Quali sono, nello specifico, le prescrizioni previste per non incorrere in violazioni amministrative?
Distinguerei gli ambiti. Innanzitutto, da un punto di vista amministrativo suggerisco di verificare con il competente Ufficio SUAP (Sportello Unico Attività Produttive) se la licenza già rilasciata per la vendita di alcolici consente l’attività di consegna a domicilio. Solitamente non sussistono problemi in questo senso. Da un punto di vista del rispetto delle regole igienico sanitarie, invece, ritengo opportuno integrare il manuale HACCP con la previsione di specifiche relative alle buste sottovuoto quando sono utilizzate.

Ovvero?
In questo caso, il fornitore cedente la busta dovrebbe garantire che il prodotto sia fatto di materiale idoneo al contatto con alimenti e bevande. Più in generale, la consegna a domicilio di un prodotto presenta rischi diversi rispetto alla somministrazione sul posto come possono essere, a titolo di esempio, quelli di tipo batteriologico.

Ci sono altri suggerimenti che possono aiutare l’esercente a rispettare la normativa?

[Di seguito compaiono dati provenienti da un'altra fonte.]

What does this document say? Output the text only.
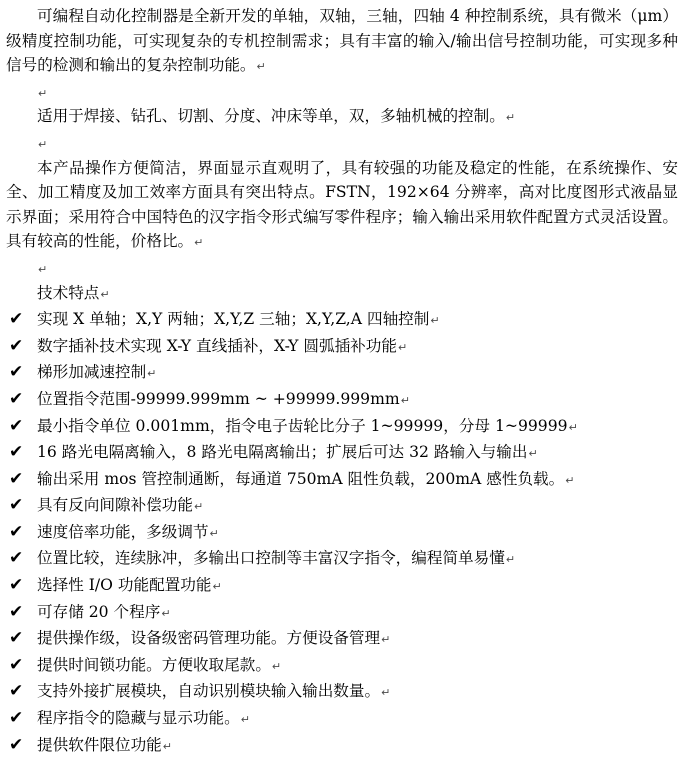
可编程自动化控制器是全新开发的单轴，双轴，三轴，四轴 4 种控制系统，具有微米（μm）级精度控制功能，可实现复杂的专机控制需求；具有丰富的输入/输出信号控制功能，可实现多种信号的检测和输出的复杂控制功能。↵

↵

适用于焊接、钻孔、切割、分度、冲床等单，双，多轴机械的控制。↵

↵

本产品操作方便简洁，界面显示直观明了，具有较强的功能及稳定的性能，在系统操作、安全、加工精度及加工效率方面具有突出特点。FSTN，192×64 分辨率，高对比度图形式液晶显示界面；采用符合中国特色的汉字指令形式编写零件程序；输入输出采用软件配置方式灵活设置。具有较高的性能，价格比。↵

↵
技术特点↵
✔ 实现 X 单轴；X,Y 两轴；X,Y,Z 三轴；X,Y,Z,A 四轴控制↵
✔ 数字插补技术实现 X-Y 直线插补，X-Y 圆弧插补功能↵
✔ 梯形加减速控制↵
✔ 位置指令范围-99999.999mm ~ +99999.999mm↵
✔ 最小指令单位 0.001mm，指令电子齿轮比分子 1~99999，分母 1~99999↵
✔ 16 路光电隔离输入，8 路光电隔离输出；扩展后可达 32 路输入与输出↵
✔ 输出采用 mos 管控制通断，每通道 750mA 阻性负载，200mA 感性负载。↵
✔ 具有反向间隙补偿功能↵
✔ 速度倍率功能，多级调节↵
✔ 位置比较，连续脉冲，多输出口控制等丰富汉字指令，编程简单易懂↵
✔ 选择性 I/O 功能配置功能↵
✔ 可存储 20 个程序↵
✔ 提供操作级，设备级密码管理功能。方便设备管理↵
✔ 提供时间锁功能。方便收取尾款。↵
✔ 支持外接扩展模块，自动识别模块输入输出数量。↵
✔ 程序指令的隐藏与显示功能。↵
✔ 提供软件限位功能↵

Il mio consiglio è quello di predisporre una vera e propria procedura per la veicolazione dei preparati. Mi spiego meglio: l’Agenzia delle Dogane, competente al rilascio delle licenze per la vendita di alcolici, ha in varie occasioni suggerito una corretta etichettatura del prodotto commercializzato. Quindi, sicuramente, dovranno essere indicati la data di confezionamento, il luogo di preparazione, il dettaglio degli ingredienti, la gradazione alcolica e la data di consumazione. Questo aspetto è particolarmente sensibile se vengono utilizzati succhi o spremute che, come ben sappiamo, sono facilmente deperibili.